Configurable Data Analytics Platform Using Reusable Software Modules
Find Innovative SolutionsGenerate Solutions
Solution Overview
Problem
Large organizations face inefficiencies and errors in software development due to repetitive tasks in building software and data pipelines, necessitating a configuration-based approach for efficient feature delivery based on reusability of software modules.
Innovation Solution
A method involving a processor that transforms user job requests into directed acyclic graphs (DAGs), constructs software programs using reusable modules, and applies AI algorithms to determine suitable modules for execution, compatible with Spark Structured Query Language for structured data processing, while retraining the AI using historical data.

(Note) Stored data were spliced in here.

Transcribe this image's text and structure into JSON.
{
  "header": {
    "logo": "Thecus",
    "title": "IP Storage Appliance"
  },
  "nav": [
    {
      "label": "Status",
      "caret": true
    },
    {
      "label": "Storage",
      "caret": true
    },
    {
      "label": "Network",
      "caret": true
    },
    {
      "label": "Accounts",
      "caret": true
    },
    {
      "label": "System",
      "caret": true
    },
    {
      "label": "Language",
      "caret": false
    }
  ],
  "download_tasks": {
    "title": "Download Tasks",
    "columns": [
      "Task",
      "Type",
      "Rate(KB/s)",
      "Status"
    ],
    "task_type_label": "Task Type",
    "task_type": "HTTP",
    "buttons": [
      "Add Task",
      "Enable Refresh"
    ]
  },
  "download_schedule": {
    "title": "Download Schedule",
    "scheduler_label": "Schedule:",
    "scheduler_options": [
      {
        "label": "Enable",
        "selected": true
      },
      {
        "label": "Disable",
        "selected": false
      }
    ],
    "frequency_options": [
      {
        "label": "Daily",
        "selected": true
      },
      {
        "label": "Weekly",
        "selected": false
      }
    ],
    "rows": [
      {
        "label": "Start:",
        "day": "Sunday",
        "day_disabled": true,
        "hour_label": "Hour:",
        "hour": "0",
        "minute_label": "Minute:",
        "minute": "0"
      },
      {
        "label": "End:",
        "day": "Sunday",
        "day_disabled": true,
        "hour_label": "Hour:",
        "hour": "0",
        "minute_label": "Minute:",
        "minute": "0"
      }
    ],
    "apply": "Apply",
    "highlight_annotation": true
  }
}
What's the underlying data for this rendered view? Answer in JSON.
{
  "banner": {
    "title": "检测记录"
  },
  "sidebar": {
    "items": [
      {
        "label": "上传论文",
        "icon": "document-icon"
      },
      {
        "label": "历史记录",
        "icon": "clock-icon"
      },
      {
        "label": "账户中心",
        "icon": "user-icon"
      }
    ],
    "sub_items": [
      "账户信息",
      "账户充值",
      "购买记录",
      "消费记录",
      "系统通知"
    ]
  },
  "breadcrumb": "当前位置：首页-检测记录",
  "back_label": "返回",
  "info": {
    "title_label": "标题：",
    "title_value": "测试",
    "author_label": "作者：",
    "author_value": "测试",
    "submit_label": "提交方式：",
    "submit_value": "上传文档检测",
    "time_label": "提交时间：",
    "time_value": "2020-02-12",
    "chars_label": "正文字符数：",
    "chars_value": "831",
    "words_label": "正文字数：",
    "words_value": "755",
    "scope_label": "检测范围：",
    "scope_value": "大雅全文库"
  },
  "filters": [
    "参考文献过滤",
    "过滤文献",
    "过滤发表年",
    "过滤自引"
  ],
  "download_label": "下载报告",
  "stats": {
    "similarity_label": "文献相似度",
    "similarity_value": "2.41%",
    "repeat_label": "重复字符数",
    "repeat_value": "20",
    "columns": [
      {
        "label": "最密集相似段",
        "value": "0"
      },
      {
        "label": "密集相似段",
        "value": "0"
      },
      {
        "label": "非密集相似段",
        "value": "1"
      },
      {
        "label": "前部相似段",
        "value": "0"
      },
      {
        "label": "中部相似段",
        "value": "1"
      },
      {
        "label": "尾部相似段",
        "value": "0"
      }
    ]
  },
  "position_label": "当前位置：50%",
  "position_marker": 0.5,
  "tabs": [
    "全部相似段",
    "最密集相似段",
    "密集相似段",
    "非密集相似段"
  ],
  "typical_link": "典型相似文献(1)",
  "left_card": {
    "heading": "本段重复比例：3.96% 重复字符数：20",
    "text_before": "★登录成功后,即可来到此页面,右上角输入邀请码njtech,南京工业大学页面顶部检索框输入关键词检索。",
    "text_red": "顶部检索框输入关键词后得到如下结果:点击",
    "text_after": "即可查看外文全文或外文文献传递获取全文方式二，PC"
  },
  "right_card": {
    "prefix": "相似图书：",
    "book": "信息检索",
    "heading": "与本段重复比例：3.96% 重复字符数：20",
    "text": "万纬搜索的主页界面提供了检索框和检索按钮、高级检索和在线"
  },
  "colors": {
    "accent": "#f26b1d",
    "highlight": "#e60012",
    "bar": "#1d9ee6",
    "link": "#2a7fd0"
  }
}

Engineering Contradictions & Design Principles
Engineering Contradiction Analysis
1Productivity
If a configuration-based approach is used to provide a data analytics platform, then feature delivery efficiency is improved and software module reusability is enhanced, but the initial system complexity and setup time increase
Solution Approach 1:
The system is segmented into distinct modular components including a configuration manager, AI algorithm selector, software module library, and execution engine. Each component has a specific function and can be independently developed, maintained, and reused across different analytics projects, thereby improving feature delivery efficiency while managing complexity through structured organization.
Solution Approach 2:
The configuration-based platform is designed as a universal system that can handle multiple types of data analytics tasks through a common framework. The reusable software modules and AI algorithms can be applied across different projects and use cases, enhancing both feature delivery efficiency and module reusability while the modular architecture manages the inherent complexity.
2Loss of time
If reusable software modules are utilized in a library, then development time is reduced and errors are minimized, but the difficulty of managing and organizing the module library increases
Solution Approach 1:
The system incorporates feedback mechanisms where the configuration manager automatically tracks which software modules are used in which projects, their performance metrics, and compatibility information. This feedback is used to continuously optimize the module library organization, improve search and retrieval efficiency, and reduce the difficulty of managing and organizing modules while maximizing reuse benefits.
Solution Approach 2:
An intermediary configuration management layer is introduced between the software module library and the execution engine. This intermediary automatically handles module registration, version control, dependency resolution, and compatibility checking, thereby reducing development time and errors while managing the complexity of the module library through automated mediation.
3Measurement precision
If an AI algorithm is applied to select software modules, then module selection accuracy is improved, but the computational resources and processing time required increase
Solution Approach 1:
The system performs preliminary actions by pre-training AI algorithms on historical software module usage data, project requirements, and performance metrics before actual feature delivery. This pre-computation stores learned patterns and decision rules that can be quickly applied during runtime, thereby improving module selection accuracy while reducing the computational resources and processing time required during actual execution.
Data Source
AI summary
A method and system for providing a data analytics platform that facilitates efficient feature delivery based on reusability of software modules are provided. The method includes receiving a job request that corresponds to a feature desired by a user; transforming the job request into a directed acyclic graph (DAG) that includes a set of operations; and constructing a software program that is configured to execute the set of operations included in the DAG. The transformation is performed by extracting a set of configuration instructions that respectively correspond to operations included in the set of operations from the job request. The construction of the software program is performed by retrieving software modules that are configured to execute operations included in the DAG from a library that stores a plurality of reusable software modules that respectively correspond to algorithm functions.